Majed Naser

Personal information
- Full name: Majed Naser Humaid Bakheit
- Date of birth: 1 April 1984 (age 42)
- Place of birth: Fujairah, United Arab Emirates
- Height: 1.80 m (5 ft 11 in)
- Position: Goalkeeper

Team information
- Current team: Al-Hamriyah
- Number: 55

Youth career
- 2000–2003: Fujairah

Senior career*
- Years: Team / Apps / (Gls)
- 2004–2005: Fujairah / 2 / (0)
- 2005–2012: Al Wasl / 120 / (0)
- 2012–2025: Shabab Al-Ahli / 185 / (0)
- 2025–: Al-Hamriyah / 0 / (0)

International career
- 2006–2018: United Arab Emirates / 78 / (0)

= Majed Naser =

Emirati footballer (born 1984)

Majed Naser Humaid Bakheit (ماجد ناصر حميد بخيت; born 1 April 1984) is an Emirati footballer who plays as a goalkeeper for Al-Hamriyah. He was called to United Arab Emirates national football team at 2007 and 2011 and 2015 AFC Asian Cups.

==Early life==
Majed Naser was born in Fujairah, UAE.

==Controversies==
He has a reputation of being short-tempered which caused him to have a history of on-pitch assault that often exposes him to lengthy suspensions. Among them: In 2001, while playing for the youth team of Fujairah SC, he was sentenced to a one-year suspension and a fine of 6,000 dirhams for verbally and physically assaulting the referee, and throwing a rock at the assistant referee during his team's Cup Match against Al Shabab Club. In 2007, In the season's first League Match against Al Jazira Club, Majed assaulted the assistant referee, Saeed Al Hoti.

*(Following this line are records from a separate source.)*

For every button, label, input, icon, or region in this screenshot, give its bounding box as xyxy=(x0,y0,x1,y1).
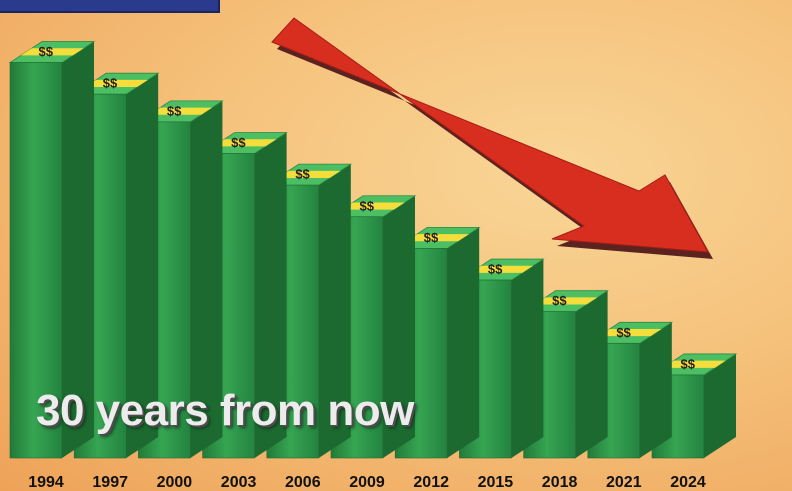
bar-label-band xyxy=(85,79,148,88)
x-tick-label: 2015 xyxy=(478,474,514,491)
chart-annotation: 30 years from now xyxy=(36,386,414,435)
bar-dollar-label: $$ xyxy=(167,103,182,118)
bar-dollar-label: $$ xyxy=(424,230,439,245)
bar-front-face xyxy=(9,62,63,459)
bar-side-face xyxy=(639,322,672,458)
bar-label-band xyxy=(149,107,213,115)
bar-dollar-label: $$ xyxy=(231,135,246,150)
trend-arrow xyxy=(271,17,713,259)
bar-side-face xyxy=(575,290,608,458)
x-tick-label: 2003 xyxy=(221,474,257,491)
x-tick-label: 2021 xyxy=(606,474,642,491)
header-tab xyxy=(0,0,220,13)
bar-dollar-label: $$ xyxy=(360,198,375,213)
bar-side-face xyxy=(511,259,544,458)
bar-dollar-label: $$ xyxy=(681,356,696,371)
bar-label-band xyxy=(213,139,277,147)
bar-side-face xyxy=(383,195,415,459)
bar-dollar-label: $$ xyxy=(616,325,631,340)
bar-dollar-label: $$ xyxy=(295,167,310,182)
bar-dollar-label: $$ xyxy=(488,262,503,277)
bar-1994: $$ xyxy=(8,41,96,459)
bar-label-band xyxy=(598,329,662,337)
bar-side-face xyxy=(254,132,287,458)
bar-label-band xyxy=(470,265,534,273)
bar-label-band xyxy=(341,202,405,210)
bar-dollar-label: $$ xyxy=(39,44,54,59)
bar-side-face xyxy=(190,100,223,458)
bar-side-face xyxy=(704,353,736,458)
bar-label-band xyxy=(662,360,726,368)
x-tick-label: 1997 xyxy=(92,474,128,491)
bar-label-band xyxy=(406,234,469,242)
bar-side-face xyxy=(126,73,159,458)
x-tick-label: 2000 xyxy=(157,474,193,491)
bar-label-band xyxy=(20,48,84,56)
x-tick-label: 2018 xyxy=(542,474,578,491)
x-tick-label: 2006 xyxy=(285,474,321,491)
x-tick-label: 2012 xyxy=(413,474,449,491)
bar-side-face xyxy=(62,41,94,458)
bar-2006: $$ xyxy=(265,163,353,459)
bar-dollar-label: $$ xyxy=(103,76,118,91)
bar-dollar-label: $$ xyxy=(552,293,567,308)
x-tick-label: 2024 xyxy=(670,474,706,491)
bar-side-face xyxy=(447,227,480,458)
bar-label-band xyxy=(277,170,341,178)
x-tick-label: 1994 xyxy=(28,474,64,491)
bar-label-band xyxy=(534,297,598,305)
x-tick-label: 2009 xyxy=(349,474,385,491)
bar-side-face xyxy=(318,164,351,459)
trend-arrow-body xyxy=(271,17,709,253)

He was then sentenced to a 13-match ban and a 10,000 dirhams fine. It was reduced later by the Appeal Committee to 5 matches only. In 2011, a single match ban and 1,000 dirhams fine were imposed on Majed Naser for throwing one of the chairs scattered around the pitch during a League match against Al Wahda FC. In 2012, Majed received a 17-match ban and was fined 30,000 dirhams after slapping Ahli Dubai's coach Quique Flores after the semi-final of the Etisalat Cup. Majed announced his retirement of football following the ban sentence, but has changed his mind later. In 2012, Majed had been suspended by his club for the entire 2012–13 season following a red card for butting an opponent in a defeat by Al Muharraq SC.